A carta de 30 de Março
de 1935 é interessantíssima pelos comentários políticos que encerra e pelo testemunho
dos meandros do funcionamento social.
Excelentíssimo e
Reverendíssimo Senhor
Começo por pedir
desculpa a Vossa Reverência por não lhe ter escrito há mais tempo. Não é por
falta de ocasião que eu não fiz o que faço hoje.
Começo por pedir a
Vossa Reverência que me perdoe a negligência e perguntar-lhe como vai de saúde.

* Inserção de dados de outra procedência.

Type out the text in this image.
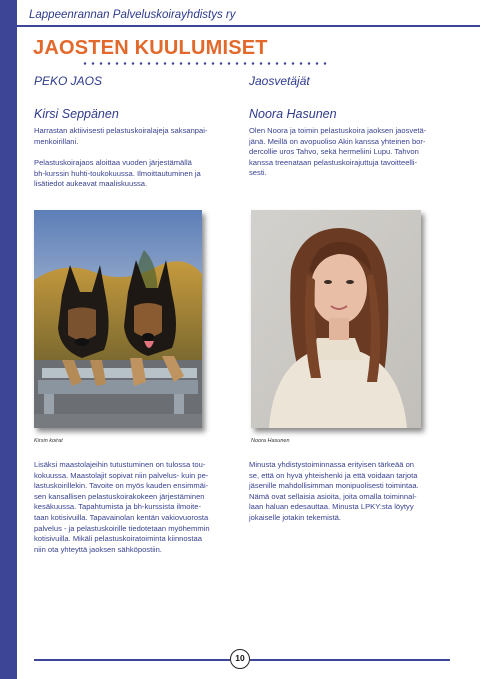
Lappeenrannan Palveluskoirayhdistys ry
JAOSTEN KUULUMISET
PEKO JAOS
Kirsi Seppänen

Harrastan aktiivisesti pelastuskoiralajeja saksanpai-
menkoirillani.

Pelastuskoirajaos aloittaa vuoden järjestämällä
bh-kurssin huhti-toukokuussa. Ilmoittautuminen ja
lisätiedot aukeavat maaliskuussa.

Kirsin koirat

Lisäksi maastolajeihin tutustuminen on tulossa tou-
kokuussa. Maastolajit sopivat niin palvelus- kuin pe-
lastuskoirillekin. Tavoite on myös kauden ensimmäi-
sen kansallisen pelastuskoirakokeen järjestäminen
kesäkuussa. Tapahtumista ja bh-kurssista ilmoite-
taan kotisivuilla. Tapavainolan kentän vakiovuorosta
palvelus - ja pelastuskoirille tiedotetaan myöhemmin
kotisivuilla. Mikäli pelastuskoiratoiminta kiinnostaa
niin ota yhteyttä jaoksen sähköpostiin.

Jaosvetäjät
Noora Hasunen

Olen Noora ja toimin pelastuskoira jaoksen jaosvetä-
jänä. Meillä on avopuoliso Akin kanssa yhteinen bor-
dercollie uros Tahvo, sekä hermeliini Lupu. Tahvon
kanssa treenataan pelastuskoirajuttuja tavoitteelli-
sesti.

Noora Hasunen

Minusta yhdistystoiminnassa erityisen tärkeää on
se, että on hyvä yhteishenki ja että voidaan tarjota
jäsenille mahdollisimman monipuolisesti toimintaa.
Nämä ovat sellaisia asioita, joita omalla toiminnal-
laan haluan edesauttaa. Minusta LPKY:sta löytyy
jokaiselle jotakin tekemistä.

10
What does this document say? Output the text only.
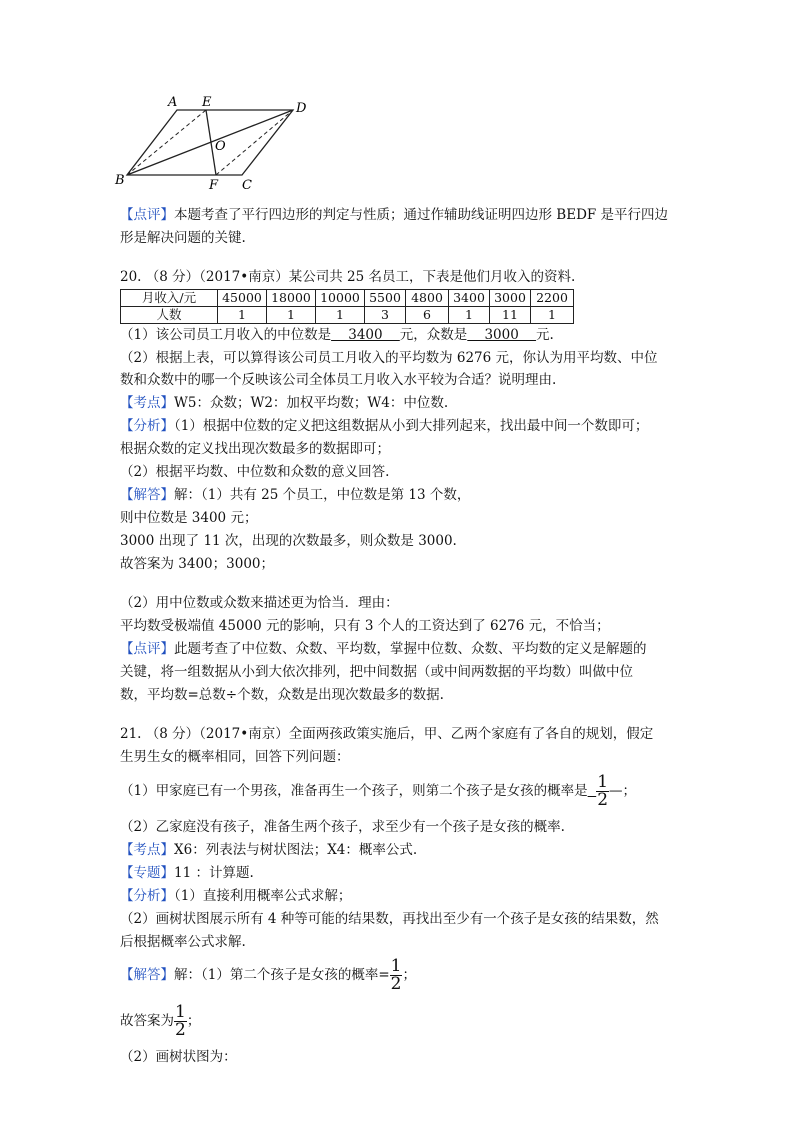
A E	D
O
B	F C
【点评】本题考查了平行四边形的判定与性质；通过作辅助线证明四边形 BEDF 是平行四边
形是解决问题的关键.
20. （8 分）（2017•南京）某公司共 25 名员工，下表是他们月收入的资料.
月收入/元	45000	18000	10000	5500	4800	3400	3000	2200
人数	1	1	1	3	6	1	11	1
（1）该公司员工月收入的中位数是    3400    元，众数是    3000    元.
（2）根据上表，可以算得该公司员工月收入的平均数为 6276 元，你认为用平均数、中位
数和众数中的哪一个反映该公司全体员工月收入水平较为合适？说明理由.
【考点】W5：众数；W2：加权平均数；W4：中位数.
【分析】（1）根据中位数的定义把这组数据从小到大排列起来，找出最中间一个数即可；
根据众数的定义找出现次数最多的数据即可；
（2）根据平均数、中位数和众数的意义回答.
【解答】解：（1）共有 25 个员工，中位数是第 13 个数，
则中位数是 3400 元；
3000 出现了 11 次，出现的次数最多，则众数是 3000.
故答案为 3400；3000；
（2）用中位数或众数来描述更为恰当．理由：
平均数受极端值 45000 元的影响，只有 3 个人的工资达到了 6276 元，不恰当；
【点评】此题考查了中位数、众数、平均数，掌握中位数、众数、平均数的定义是解题的
关键，将一组数据从小到大依次排列，把中间数据（或中间两数据的平均数）叫做中位
数，平均数=总数÷个数，众数是出现次数最多的数据.
21. （8 分）（2017•南京）全面两孩政策实施后，甲、乙两个家庭有了各自的规划，假定
生男生女的概率相同，回答下列问题：
（1）甲家庭已有一个男孩，准备再生一个孩子，则第二个孩子是女孩的概率是 $\frac{1}{2}$ —；
（2）乙家庭没有孩子，准备生两个孩子，求至少有一个孩子是女孩的概率.
【考点】X6：列表法与树状图法；X4：概率公式.
【专题】11 ：计算题.
【分析】（1）直接利用概率公式求解；
（2）画树状图展示所有 4 种等可能的结果数，再找出至少有一个孩子是女孩的结果数，然
后根据概率公式求解.
【解答】解：（1）第二个孩子是女孩的概率= $\frac{1}{2}$ ；
故答案为 $\frac{1}{2}$ ；
（2）画树状图为：
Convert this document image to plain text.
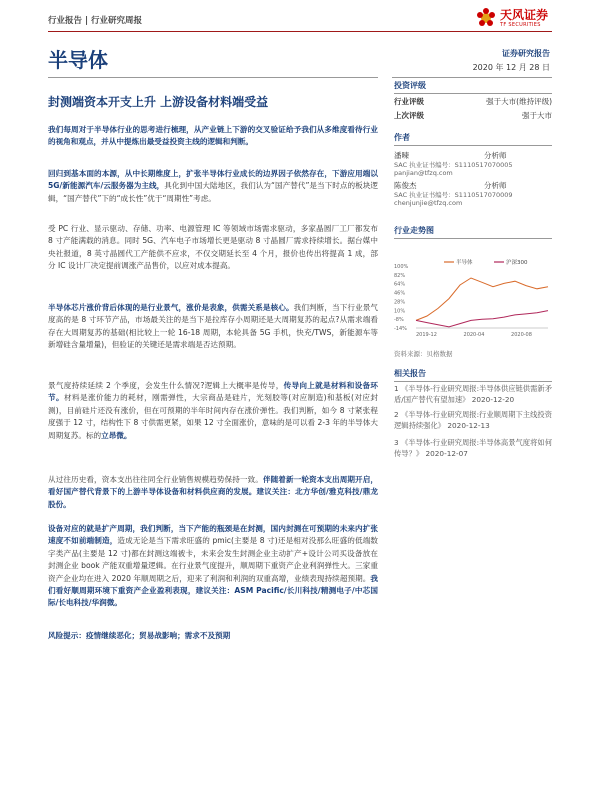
行业报告 | 行业研究周报	天风证券
TF SECURITIES
半导体	证券研究报告
2020 年 12 月 28 日
封测端资本开支上升 上游设备材料端受益
我们每周对于半导体行业的思考进行梳理，从产业链上下游的交叉验证给予我们从多维度看待行业的视角和观点，并从中提炼出最受益投资主线的逻辑和判断。
回归到基本面的本源，从中长期维度上，扩张半导体行业成长的边界因子依然存在，下游应用端以 5G/新能源汽车/云服务器为主线，具化到中国大陆地区，我们认为“国产替代”是当下时点的板块逻辑，“国产替代”下的“成长性”优于“周期性”考虑。
受 PC 行业、显示驱动、存储、功率、电源管理 IC 等领域市场需求驱动，多家晶圆厂工厂都发布 8 寸产能满载的消息。同时 5G、汽车电子市场增长更是驱动 8 寸晶圆厂需求持续增长。据台媒中央社报道，8 英寸晶圆代工产能供不应求，不仅交期延长至 4 个月，报价也传出将提高 1 成，部分 IC 设计厂决定提前调涨产品售价，以应对成本提高。
半导体芯片涨价背后体现的是行业景气，涨价是表象，供需关系是核心。我们判断，当下行业景气度高的是 8 寸环节产品，市场最关注的是当下是拉库存小周期还是大周期复苏的起点?从需求端看存在大周期复苏的基础(相比较上一轮 16-18 周期，本轮具备 5G 手机，快充/TWS，新能源车等新增硅含量增量)，但验证的关键还是需求端是否达预期。
景气度持续延续 2 个季度，会发生什么情况?逻辑上大概率是传导，传导向上就是材料和设备环节。材料是涨价能力的耗材，刚需弹性，大宗商品是硅片，光刻胶等(对应制造)和基板(对应封测)，目前硅片还没有涨价，但在可预期的半年时间内存在涨价弹性。我们判断，如今 8 寸紧张程度强于 12 寸，结构性下 8 寸供需更紧，如果 12 寸全面涨价，意味的是可以看 2-3 年的半导体大周期复苏。标的立昂微。
从过往历史看，资本支出往往同全行业销售规模趋势保持一致。伴随着新一轮资本支出周期开启，看好国产替代背景下的上游半导体设备和材料供应商的发展。建议关注：北方华创/雅克科技/鼎龙股份。
设备对应的就是扩产周期，我们判断，当下产能的瓶颈是在封测，国内封测在可预期的未来内扩张速度不如前端制造，造成无论是当下需求旺盛的 pmic(主要是 8 寸)还是相对没那么旺盛的低端数字类产品(主要是 12 寸)都在封测这端被卡，未来会发生封测企业主动扩产+设计公司买设备放在封测企业 book 产能双重增量逻辑。在行业景气度提升，顺周期下重资产企业利润弹性大。三家重资产企业均在进入 2020 年顺周期之后，迎来了利润和利润的双重高增，业绩表现持续超预期。我们看好顺周期环境下重资产企业盈利表现，建议关注：ASM Pacific/长川科技/精测电子/中芯国际/长电科技/华润微。
风险提示：疫情继续恶化；贸易战影响；需求不及预期
投资评级
行业评级	强于大市(维持评级)
上次评级	强于大市
作者
潘暕	分析师
SAC 执业证书编号：S1110517070005
panjian@tfzq.com
陈俊杰	分析师
SAC 执业证书编号：S1110517070009
chenjunjie@tfzq.com
行业走势图
100%
82%
64%
46%
28%
10%
-8%
-14%
2019-12	2020-04	2020-08
半导体	沪深300
资料来源：贝格数据
相关报告
1 《半导体-行业研究周报:半导体供应链供需新矛盾/国产替代有望加速》 2020-12-20
2 《半导体-行业研究周报:行业顺周期下主线投资逻辑持续强化》 2020-12-13
3 《半导体-行业研究周报:半导体高景气度将如何传导？》 2020-12-07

Eu, graças a Deus, não é a falta de saúde que me apoquenta actualmente mas sim
a falta de um emprego.
Quando saí do seminário
vinha com tensão de me alistar voluntariamente no exército, mas isso para mim
foi impossível. Para outros foi fácil por terem oficiais amigos e partidários
deste governo. Eu, infelizmente dirigi-me a uma ferrenho e conhecido democrata,
suspeito do governo, como ele me disse, o qual no tempo de Afonso Costa,
poderia fazer em Portugal o que quisesse.
Disse-me ele que
quando este governo for abaixo, o que disso nutria algumas esperanças, teria
muita ocasião para atender aos meus pedidos. Esse tal era irmão dum genro de
Afonso Costa e dirigi-me a ele pensando erradamente que me poderia valer. Ele fez
o possível para atender ao meu pedido, mas nada conseguiu.
Por um voluntário tem
que se responsabilizar um oficial por todos os seus actos políticos – sociais e
morais, e quando ele, voluntário não proceder bem, o oficial que tomou sobre si
a responsabilidade, está sujeito a ser expulso do exército sem nenhumas
garantias.
O que se interessou
por mim, era um oficial licenciado e tem muitos conhecidos nos quartéis do Porto
mas esses tais amigos dele eram suspeitos do governo e portanto temiam a
expulsão do exército no caso que o voluntário se portasse mal. Eram republicanos
os amigos desse que se interessou por mim, e portanto não poderiam fazer nada
com este governo, que “in nomine” é republicano mas que de facto é monárquico. Se
me tivesse dirigido a outro que seguisse a política actual, teria conseguido
alguma coisa.
O Salazar está tomando
medidas severas para que não tenha lugar nos cargos públicos um que tenha
ideias comunistas ou contrárias a este governo e poder propagá-las nos quartéis.
Para ver se arranjo um
emprego dirijo-me a Vossa Reverência para me fazer o grande favor de me passar
um diploma dos exames e matérias que aí estudei, desde a minha entrada até à
saída do seminário. Como completei aí a instrução primária, não me é fácil
arranjar um emprego razoável sem isso.
Para isso lhe envio
meia folha de papel selado que mando junto a esta carta. Desde já agradeço a
Vossa Reverência este grande favor e espero que o fará o mais depressa possível.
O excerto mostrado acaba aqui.